Lors de journées d’été, les religieuses de la Congrégation des Sœurs de Notre-Dame du Bon-Conseil se regroupaient parfois afin de profiter d’un moment de répit. Voici le récit d’un pique-nique au Cap de la Baleine, lieu avoisinant leur monastère.

 

2 août 1909

En communauté, nous allons prendre un beau congé sur le «cap de la baleine», appelé ainsi parce que sa forme se rapproche en quelque sorte de celle de ce monstre marin.
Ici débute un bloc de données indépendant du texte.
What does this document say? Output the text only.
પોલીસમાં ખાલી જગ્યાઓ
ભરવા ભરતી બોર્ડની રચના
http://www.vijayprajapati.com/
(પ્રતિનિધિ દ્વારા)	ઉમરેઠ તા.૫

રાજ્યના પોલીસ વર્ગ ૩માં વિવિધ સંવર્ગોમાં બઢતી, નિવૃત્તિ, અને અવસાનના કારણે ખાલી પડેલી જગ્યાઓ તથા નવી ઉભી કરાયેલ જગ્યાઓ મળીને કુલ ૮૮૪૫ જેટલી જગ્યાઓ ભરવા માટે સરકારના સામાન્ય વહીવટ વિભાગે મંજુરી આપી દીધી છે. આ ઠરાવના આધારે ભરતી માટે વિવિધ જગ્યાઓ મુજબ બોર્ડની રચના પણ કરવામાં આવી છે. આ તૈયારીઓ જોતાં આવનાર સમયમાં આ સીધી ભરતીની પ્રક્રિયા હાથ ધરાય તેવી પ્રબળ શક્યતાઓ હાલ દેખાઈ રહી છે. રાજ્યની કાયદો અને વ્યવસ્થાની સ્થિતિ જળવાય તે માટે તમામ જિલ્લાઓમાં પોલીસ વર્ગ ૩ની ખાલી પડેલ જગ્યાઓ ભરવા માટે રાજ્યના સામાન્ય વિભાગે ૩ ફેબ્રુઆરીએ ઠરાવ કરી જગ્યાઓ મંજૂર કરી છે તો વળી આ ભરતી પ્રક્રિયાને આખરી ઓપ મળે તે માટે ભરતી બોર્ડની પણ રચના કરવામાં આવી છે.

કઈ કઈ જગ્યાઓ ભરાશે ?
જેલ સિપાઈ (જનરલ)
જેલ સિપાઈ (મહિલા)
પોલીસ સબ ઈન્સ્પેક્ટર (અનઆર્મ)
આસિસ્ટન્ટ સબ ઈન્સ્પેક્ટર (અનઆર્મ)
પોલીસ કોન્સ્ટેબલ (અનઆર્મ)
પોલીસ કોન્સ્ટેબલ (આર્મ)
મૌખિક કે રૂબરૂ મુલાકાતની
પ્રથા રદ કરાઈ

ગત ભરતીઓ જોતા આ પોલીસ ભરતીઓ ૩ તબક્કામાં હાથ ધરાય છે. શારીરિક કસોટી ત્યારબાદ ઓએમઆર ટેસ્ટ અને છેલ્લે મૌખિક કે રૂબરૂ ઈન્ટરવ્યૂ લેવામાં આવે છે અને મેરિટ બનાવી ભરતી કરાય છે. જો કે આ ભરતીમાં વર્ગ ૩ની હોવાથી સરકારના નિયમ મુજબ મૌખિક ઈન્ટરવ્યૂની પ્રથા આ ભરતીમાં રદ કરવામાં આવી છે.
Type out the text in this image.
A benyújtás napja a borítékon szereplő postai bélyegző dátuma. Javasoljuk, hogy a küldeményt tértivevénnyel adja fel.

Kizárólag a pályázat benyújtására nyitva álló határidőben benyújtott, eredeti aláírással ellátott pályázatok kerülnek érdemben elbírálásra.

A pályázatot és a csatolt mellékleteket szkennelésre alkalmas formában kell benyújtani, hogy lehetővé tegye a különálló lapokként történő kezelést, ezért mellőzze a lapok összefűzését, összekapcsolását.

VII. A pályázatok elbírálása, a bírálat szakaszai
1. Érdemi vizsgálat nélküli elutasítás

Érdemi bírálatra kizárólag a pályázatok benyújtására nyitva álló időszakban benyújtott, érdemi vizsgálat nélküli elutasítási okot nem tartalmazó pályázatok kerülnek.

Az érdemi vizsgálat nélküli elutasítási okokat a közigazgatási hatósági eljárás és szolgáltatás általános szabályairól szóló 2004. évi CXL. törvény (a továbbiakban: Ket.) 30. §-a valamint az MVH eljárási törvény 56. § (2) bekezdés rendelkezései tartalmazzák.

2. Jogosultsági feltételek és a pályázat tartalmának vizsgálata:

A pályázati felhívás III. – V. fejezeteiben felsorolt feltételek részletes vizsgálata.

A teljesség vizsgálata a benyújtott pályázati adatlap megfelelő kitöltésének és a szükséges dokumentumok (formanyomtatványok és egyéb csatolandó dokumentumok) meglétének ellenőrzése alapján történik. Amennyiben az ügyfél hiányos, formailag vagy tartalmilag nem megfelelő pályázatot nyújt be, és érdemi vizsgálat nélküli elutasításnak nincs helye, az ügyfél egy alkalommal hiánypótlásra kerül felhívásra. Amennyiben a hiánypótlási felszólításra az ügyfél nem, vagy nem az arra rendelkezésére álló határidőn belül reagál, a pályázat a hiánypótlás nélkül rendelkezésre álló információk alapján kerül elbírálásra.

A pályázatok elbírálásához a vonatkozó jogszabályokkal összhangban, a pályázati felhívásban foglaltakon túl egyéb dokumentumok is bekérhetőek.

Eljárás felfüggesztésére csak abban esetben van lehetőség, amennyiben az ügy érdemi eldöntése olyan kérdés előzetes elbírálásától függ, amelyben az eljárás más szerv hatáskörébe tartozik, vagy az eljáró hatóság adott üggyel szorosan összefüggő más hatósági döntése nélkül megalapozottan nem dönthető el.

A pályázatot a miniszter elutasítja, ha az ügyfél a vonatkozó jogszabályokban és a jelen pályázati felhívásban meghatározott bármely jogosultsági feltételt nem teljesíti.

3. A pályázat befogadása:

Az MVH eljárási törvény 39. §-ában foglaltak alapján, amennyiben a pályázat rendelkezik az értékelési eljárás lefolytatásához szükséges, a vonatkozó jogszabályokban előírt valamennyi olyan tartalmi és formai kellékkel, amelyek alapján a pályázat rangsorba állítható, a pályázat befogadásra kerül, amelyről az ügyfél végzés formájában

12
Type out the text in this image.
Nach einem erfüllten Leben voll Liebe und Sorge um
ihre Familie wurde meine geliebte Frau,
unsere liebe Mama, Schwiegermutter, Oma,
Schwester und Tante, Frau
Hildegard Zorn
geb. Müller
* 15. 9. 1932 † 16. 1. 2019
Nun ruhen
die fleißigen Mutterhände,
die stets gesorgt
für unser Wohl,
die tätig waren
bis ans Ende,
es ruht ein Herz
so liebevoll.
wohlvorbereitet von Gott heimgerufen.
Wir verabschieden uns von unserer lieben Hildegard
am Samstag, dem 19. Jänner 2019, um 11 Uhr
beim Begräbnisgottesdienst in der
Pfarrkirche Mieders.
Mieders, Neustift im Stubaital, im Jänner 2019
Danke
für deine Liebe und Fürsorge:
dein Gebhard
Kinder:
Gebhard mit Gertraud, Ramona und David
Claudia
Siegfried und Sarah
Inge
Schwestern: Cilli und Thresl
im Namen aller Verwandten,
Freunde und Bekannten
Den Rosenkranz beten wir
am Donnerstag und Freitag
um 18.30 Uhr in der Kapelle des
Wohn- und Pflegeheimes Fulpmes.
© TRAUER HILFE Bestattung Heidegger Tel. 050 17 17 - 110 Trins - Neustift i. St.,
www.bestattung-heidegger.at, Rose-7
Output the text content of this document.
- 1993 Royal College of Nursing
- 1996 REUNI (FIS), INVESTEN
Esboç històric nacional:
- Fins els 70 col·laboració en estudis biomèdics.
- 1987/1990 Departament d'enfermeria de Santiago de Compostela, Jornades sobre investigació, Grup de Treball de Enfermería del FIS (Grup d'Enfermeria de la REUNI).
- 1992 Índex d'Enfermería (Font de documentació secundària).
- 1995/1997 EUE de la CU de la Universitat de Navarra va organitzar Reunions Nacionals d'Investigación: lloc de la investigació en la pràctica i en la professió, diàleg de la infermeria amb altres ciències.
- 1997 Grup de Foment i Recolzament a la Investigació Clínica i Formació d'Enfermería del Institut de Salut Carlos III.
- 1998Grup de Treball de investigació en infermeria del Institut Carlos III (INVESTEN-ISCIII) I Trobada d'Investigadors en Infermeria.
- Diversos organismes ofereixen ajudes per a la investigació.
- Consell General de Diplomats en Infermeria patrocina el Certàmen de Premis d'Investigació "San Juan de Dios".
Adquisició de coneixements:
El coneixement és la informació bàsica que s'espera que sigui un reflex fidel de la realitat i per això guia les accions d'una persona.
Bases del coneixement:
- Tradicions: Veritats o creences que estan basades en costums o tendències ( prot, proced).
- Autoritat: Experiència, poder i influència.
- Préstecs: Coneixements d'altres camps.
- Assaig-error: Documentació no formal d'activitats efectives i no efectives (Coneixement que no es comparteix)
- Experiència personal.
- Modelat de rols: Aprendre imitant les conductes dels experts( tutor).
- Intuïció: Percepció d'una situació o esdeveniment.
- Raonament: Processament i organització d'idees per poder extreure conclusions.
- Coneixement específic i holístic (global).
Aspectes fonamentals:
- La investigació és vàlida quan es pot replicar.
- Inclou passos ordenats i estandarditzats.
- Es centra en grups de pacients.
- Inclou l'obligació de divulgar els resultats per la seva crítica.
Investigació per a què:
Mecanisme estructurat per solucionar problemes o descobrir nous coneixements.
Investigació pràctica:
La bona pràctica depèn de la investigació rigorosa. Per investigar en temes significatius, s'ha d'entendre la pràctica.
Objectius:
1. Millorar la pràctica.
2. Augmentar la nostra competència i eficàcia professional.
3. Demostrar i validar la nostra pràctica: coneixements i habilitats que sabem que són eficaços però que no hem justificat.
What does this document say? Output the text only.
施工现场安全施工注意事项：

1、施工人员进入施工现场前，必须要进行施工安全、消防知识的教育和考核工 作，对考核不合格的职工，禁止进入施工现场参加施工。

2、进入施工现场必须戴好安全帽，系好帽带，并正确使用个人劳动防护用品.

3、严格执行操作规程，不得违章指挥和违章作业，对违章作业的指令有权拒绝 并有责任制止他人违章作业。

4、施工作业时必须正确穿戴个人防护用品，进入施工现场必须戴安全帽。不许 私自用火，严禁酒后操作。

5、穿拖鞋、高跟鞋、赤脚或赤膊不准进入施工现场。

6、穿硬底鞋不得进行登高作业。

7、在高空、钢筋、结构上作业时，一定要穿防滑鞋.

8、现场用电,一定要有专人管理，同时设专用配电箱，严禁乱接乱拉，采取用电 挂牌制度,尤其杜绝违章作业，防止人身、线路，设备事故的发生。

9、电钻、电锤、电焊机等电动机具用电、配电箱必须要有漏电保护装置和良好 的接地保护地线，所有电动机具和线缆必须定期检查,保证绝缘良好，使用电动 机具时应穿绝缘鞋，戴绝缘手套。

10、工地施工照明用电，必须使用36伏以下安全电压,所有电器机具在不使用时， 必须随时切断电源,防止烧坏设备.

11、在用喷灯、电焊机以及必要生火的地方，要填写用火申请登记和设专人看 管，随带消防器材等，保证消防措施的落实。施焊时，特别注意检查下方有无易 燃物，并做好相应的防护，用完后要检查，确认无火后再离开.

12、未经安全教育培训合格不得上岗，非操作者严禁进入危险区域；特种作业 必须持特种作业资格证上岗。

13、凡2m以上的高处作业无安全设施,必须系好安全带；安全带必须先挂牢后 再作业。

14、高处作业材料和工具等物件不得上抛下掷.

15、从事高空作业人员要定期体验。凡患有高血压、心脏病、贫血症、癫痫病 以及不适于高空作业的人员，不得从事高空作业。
Le site est agréable, charmant, enchanteur, les horizons ont un attrait ravissant et offrent au regard un spectacle à nul autre pareil. La belle rivière Saguenay coule librement, à ses pieds.

C'est là, au cours des vacances, que nous venons nous reposer. Donc, aujourd'hui, ordre est donné de préparer un pique-nique: la température est idéale, c'est une journée qui se prête bien pour un tel congé. Heureuses de cette nouvelle, nous y allons chacune de notre part dans l'organisation et, bientôt, tout est prêt pour le départ. Professes, novices et postulantes se dirigent vers l'endroit désigné. Tout va si bien que, vers 8 heures, parfaitement installées, le déjeuner ouvre le congé. Que de bruyants éclats de rire! L'avant-midi se passe joyeux, entrecoupé, en ses amusements, par la récitation des Petites Heures et la lecture spirituelle. Mais voilà qu'il faut songer au dîner, par conséquent, à chacune de choisir un endroit pour faire les crêpes. Et c'est vite fait, de petits feux sont allumés et aussitôt, nous entendons le crépitement des grillades de lard qui rôtissent et nous respirons l'odeur des délicieuses crêpes. Toutes assises sur une roche, entourant notre Révérende Mère, elle a toujours un bon mot, une taquinerie aimable, un badinage ou une histoire des premiers temps à raconter. Les jeunes, surtout, sont toutes oreilles pour écouter l'une ou l'autre de nos aînées, remémorant un fait de jadis, qui les fera rire, en leur remettant en mémoire des événements qu’elles n'oublieront jamais.

Ce n'est qu'un va-et-vient par les cuisinières improvisées, à travers les groupes, pour distribuer les belles crêpes dorées qui disparaissent comme par enchantement, grâce à l'appétit aiguisé par le grand air. Puis, ce sont de petites douceurs, telles que les sucres à la crème, bonbons, pistaches, pommes, qui complètent le repas. Enfin, ainsi que toutes les bonnes choses, ainsi que toutes les joies de la terre, les jours de pique-nique, ces jours de congé ont leur soir tout comme les autres jours. Et il faut songer au retour.